His signature giant scale was present in the off-kilter reddish-brown rectangles installed in Paris's Grand Palais for his 2008 "Monumenta" exhibit, and in the swirling and twirling steel plates enveloping visitors in their curves seen in the Guggenheim Museum in Bilbao, Spain.
Serra, who credited influences from France, Spain and Japan on his artistic style and his evolution from painting to sculpting, moved to New York in the late 1960s, operating a furniture removal business to make ends meet. He even employed the composer Philip Glass as his assistant.
That was also the period in which Serra composed a manifesto detailing the ways he could create a work of art: he listed 84 verbs, such as "roll" and "cut," and 24 elements, including "gravity" and "nature," which he could employ to forge a composition.

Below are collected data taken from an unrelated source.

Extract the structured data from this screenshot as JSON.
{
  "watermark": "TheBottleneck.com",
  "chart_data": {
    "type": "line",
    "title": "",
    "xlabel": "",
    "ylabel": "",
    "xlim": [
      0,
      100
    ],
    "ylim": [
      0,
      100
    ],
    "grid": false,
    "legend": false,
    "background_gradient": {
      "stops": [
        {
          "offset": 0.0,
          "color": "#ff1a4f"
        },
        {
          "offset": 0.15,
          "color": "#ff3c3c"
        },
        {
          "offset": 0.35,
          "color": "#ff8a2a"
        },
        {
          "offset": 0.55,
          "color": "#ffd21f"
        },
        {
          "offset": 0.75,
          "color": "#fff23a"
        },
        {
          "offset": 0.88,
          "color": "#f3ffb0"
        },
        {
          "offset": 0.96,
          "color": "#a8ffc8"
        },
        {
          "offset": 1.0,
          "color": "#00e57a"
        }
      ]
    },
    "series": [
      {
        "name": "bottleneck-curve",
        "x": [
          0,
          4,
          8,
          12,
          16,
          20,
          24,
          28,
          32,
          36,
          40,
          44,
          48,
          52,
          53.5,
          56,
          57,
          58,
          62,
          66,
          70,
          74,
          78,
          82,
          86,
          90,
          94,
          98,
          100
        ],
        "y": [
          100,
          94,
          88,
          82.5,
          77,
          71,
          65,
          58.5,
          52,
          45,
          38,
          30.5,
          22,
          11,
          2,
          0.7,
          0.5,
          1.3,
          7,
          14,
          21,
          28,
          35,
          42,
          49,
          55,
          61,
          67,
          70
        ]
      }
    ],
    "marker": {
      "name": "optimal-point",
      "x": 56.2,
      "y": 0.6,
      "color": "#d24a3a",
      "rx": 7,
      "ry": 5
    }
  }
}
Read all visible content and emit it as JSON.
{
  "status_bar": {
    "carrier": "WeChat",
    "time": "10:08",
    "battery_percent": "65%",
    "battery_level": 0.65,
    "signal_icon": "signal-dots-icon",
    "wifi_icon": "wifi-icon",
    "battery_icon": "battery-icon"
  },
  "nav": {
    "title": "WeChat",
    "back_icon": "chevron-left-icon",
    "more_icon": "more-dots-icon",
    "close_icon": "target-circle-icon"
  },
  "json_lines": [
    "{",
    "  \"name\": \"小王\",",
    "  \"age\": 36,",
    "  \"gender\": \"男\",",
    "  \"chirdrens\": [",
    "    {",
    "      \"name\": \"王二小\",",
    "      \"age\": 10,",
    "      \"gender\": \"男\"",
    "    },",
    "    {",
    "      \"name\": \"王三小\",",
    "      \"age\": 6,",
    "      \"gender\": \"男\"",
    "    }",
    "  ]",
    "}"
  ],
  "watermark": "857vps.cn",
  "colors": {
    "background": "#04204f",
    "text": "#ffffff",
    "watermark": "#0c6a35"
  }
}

Serra did not begin to work predominantly in steel until the 1970s, in an echo of the summer steel mill jobs of his youth.
He designed sculptures specifically for the spaces they were destined to occupy, and said he was interested in examining how his works interacted with their environments.
"Certain things... stick in your imagination, and you have a need to come to terms with them," Serra told US interviewer Charlie Rose in the early 2000s.
"And spatial differences: what's on your right, what's on your left, what it means to walk around a curve, looking at a convexity and then looking at a concavity -- just asking fundamental questions about what you don't understand, those things have always interested me," he said.
That exploration of sculpture in its environment is visible in one of Serra's most controversial works, titled "Tilted Arc," which was installed in New York in 1981.
The 12-foot (4-meter)-high rust-coated metal plate curved its way through the Federal Plaza in Manhattan for 120 feet, set at an angle that made it look like it could topple over at any second. The structure so disturbed local residents that it was removed in 1989 following a long legal battle.